Several different computer algorithms have been applied to radiology reporting in the past [11, 12, 14,15,16]. Studies have used a variety of different methods, i.e., combinations of ML, active learning, and NLP. These studies have had varying goals, most commonly identification and highlighting specific findings, such as critical or abnormal findings [11, 14, 16] and presence of cancer , with wide ranges in diagnostic accuracies (range 82–99%) for the given task. Studies that are directly comparable to ours, i.e., conversion of free-text reports to semi-structured reports, are sparse, but early feasibility studies have been promising .

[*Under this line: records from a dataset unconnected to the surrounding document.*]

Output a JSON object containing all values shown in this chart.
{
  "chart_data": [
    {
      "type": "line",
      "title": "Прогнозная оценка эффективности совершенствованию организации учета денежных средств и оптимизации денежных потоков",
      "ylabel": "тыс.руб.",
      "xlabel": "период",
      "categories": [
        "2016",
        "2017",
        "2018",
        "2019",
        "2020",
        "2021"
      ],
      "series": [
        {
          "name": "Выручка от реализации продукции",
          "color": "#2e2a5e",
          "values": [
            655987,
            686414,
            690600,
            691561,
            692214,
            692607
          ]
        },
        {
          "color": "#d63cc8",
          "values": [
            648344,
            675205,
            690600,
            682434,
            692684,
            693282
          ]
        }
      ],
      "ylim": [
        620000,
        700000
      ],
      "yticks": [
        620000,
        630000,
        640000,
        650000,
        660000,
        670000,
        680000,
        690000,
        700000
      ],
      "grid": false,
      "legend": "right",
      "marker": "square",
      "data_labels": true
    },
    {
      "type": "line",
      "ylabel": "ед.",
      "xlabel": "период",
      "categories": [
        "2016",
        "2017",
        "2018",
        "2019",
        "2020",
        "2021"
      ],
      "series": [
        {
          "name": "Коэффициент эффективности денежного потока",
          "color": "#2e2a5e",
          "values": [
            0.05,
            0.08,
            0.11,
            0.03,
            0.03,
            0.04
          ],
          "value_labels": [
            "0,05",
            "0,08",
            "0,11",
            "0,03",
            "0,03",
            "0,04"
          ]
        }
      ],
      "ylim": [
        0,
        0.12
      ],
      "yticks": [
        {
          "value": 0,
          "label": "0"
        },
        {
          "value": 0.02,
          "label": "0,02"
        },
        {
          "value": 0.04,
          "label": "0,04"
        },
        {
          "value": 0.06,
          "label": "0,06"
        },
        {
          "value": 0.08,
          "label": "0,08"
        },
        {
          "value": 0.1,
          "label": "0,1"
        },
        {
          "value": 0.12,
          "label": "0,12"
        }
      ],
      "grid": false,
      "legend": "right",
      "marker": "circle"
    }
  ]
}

Nearly 7% of the statements from the 400 test reports proved problematic for the manual observers to label. This highlights intrinsic problems in radiology reporting in general as well as some of the arguments against rigid report structuring. The majority of the problematic statements would not be inappropriate in a free-text report per se, i.e., two sections combined into one statement or findings that could reasonably go into one of several headings, but rather became inconclusive when forced into one particular section. This could be reasonably addressed with either a change in dictation culture or more sophisticated rules layered onto the ML algorithm to address these specific situations. However, there were also a minority (0.5%) of statements that were nonsensical such that their meaning could not be determined enough for manual labeling, presumably from dictation errors or typos. Of these 20, only 3 (15%) received a prediction probability of 1 (meaning that the algorithm believed labeling was correct). Of all of the problematic statements, 66% had a prediction probability of less than 1, compared to only 18% of the nonproblematic statements. We believe that with modification, this feature of the algorithm could be used to identify statements within a report that should be reexamined for clarity. Of course, the algorithm was not designed with this feature in mind and the study was not designed to test such a feature, but we believe it warrants further examination.
This study is not without limitations, some of which highlight intrinsic challenges of ML technology. While over 4,000 individual statements were used for both training and testing, many times more will be necessary to optimize the potential of current ML algorithms, particularly in the accurate labeling of rare findings or uncommon statements. Both the training and testing reports were generated by approximately 40 separate radiologists, but all from the same department, and therefore both heterogeneity in individual reporting style and specific institutional nuances are incorporated into the algorithm. While it is likely a positive feature to have variability when training the algorithm, this did decrease labeling accuracy when applying our “strict” criteria. Conversely, institutional colloquialism could limit the generalizability of algorithms trained in a single radiology department. Our statement segmentation was based on individual sentences, which sometimes lacked the nuance available and necessary to convey information with prose-style dictations. It would potentially be more useful to look at word groupings rather than individual sentences when segmenting reports. Along the same lines, simply rearranging the order of statements from a prose-based report into different subsections might decrease the readability of the overall report. We would expect dictation styles to change with the implementation of this sort of algorithm (less contiguous prose and more individual statements). We only trained and tested our algorithm in English. Applying a “language translation algorithm” to non-English reports to convert to English or using multilingual word embedding might allow other languages to be tested and used. Finally, we must acknowledge that the definition of “structured reporting” varies. We acknowledge that this algorithm performed only the most basic of structuring—applying section labels. Other schemata also incorporate lexicons (e.g., Breast Imaging Reporting and Data System, BI-RADS) in addition to section headings ; applying these more advanced techniques should be examined in future applications.
In conclusion, we demonstrated that an AI algorithm has high accuracy in converting free-text radiology findings into structured reports. This could improve communication between radiologists and referring clinicians without loss of productivity and provide more structured data for research/data mining applications. In addition, the prediction probability feature of the algorithm warrants further exploration as a potential marker of ambiguous statements.